Vir Biotechnology, Inc. (Nasdaq: VIR) has announced positive end-of-treatment data from Part B of the MARCH Phase 2 clinical study, evaluating combinations of tobevibart and elebsiran, with or without pegylated interferon alfa (PEG-IFN), in participants with chronic hepatitis B. The study's results indicate promising rates of hepatitis B surface antigen (HBsAg) loss (seroclearance) in participants with low baseline HBsAg levels.
The MARCH study is a Phase 2 trial designed to assess the safety and efficacy of tobevibart and elebsiran, both individually and in combination, for the treatment of chronic hepatitis B. Part B of the study specifically investigated the combination of tobevibart and elebsiran, with or without the addition of PEG-IFN, to determine if a synergistic effect could be achieved in reducing HBsAg levels and potentially leading to functional cures.

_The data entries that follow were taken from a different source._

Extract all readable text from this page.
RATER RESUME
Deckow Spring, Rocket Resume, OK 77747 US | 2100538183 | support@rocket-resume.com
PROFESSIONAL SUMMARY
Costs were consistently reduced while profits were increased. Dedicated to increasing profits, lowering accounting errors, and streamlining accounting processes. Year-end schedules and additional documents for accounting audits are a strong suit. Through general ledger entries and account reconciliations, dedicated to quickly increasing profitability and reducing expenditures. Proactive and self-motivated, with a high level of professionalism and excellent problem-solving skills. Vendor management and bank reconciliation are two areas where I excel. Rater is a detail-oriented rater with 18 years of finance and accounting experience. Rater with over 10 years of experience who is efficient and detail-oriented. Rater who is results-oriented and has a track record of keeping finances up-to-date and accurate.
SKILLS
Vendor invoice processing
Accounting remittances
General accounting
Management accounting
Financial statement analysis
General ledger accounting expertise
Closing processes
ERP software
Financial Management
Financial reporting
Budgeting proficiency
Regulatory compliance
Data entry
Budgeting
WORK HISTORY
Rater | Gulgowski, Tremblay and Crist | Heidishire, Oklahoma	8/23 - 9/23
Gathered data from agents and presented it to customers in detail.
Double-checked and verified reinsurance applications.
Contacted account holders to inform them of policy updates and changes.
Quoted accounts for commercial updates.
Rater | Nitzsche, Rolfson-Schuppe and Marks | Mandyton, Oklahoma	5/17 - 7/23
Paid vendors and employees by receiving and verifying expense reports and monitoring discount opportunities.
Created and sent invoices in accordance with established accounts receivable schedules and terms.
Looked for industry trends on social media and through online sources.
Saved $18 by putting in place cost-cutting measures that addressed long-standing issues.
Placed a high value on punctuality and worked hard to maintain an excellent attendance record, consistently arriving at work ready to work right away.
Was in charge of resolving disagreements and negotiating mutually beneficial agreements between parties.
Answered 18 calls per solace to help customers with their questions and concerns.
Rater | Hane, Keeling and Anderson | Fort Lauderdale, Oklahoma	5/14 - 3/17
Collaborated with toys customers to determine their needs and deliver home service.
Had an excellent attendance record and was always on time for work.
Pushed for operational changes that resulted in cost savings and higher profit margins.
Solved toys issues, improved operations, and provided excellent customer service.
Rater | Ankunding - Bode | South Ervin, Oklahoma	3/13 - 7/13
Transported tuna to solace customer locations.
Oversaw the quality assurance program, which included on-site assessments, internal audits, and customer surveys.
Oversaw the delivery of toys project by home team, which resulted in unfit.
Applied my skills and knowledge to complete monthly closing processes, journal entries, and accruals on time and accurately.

Hepatitis B is a significant global health concern, with millions of people chronically infected worldwide. Current treatments often require long-term management and do not always result in a functional cure, which is characterized by sustained HBsAg loss. The development of new therapies that can achieve higher rates of functional cure is a critical unmet need.
The data presented by Vir Biotechnology highlights the potential of tobevibart and elebsiran as a combination therapy to address this need. While detailed results and statistical significance were not provided in the initial announcement, the company indicated that the observed HBsAg seroclearance rates in patients with low baseline HBsAg were promising. Further analysis and follow-up will be necessary to fully evaluate the durability of the response and the long-term clinical benefits.
Tobevibart is a monoclonal antibody designed to neutralize hepatitis B virus (HBV) and reduce viral load, while elebsiran is an siRNA therapeutic that targets the production of HBsAg. The combination of these two agents aims to provide a dual mechanism of action, suppressing viral replication and reducing the levels of circulating viral antigens. This approach could potentially lead to immune reconstitution and sustained control of HBV infection.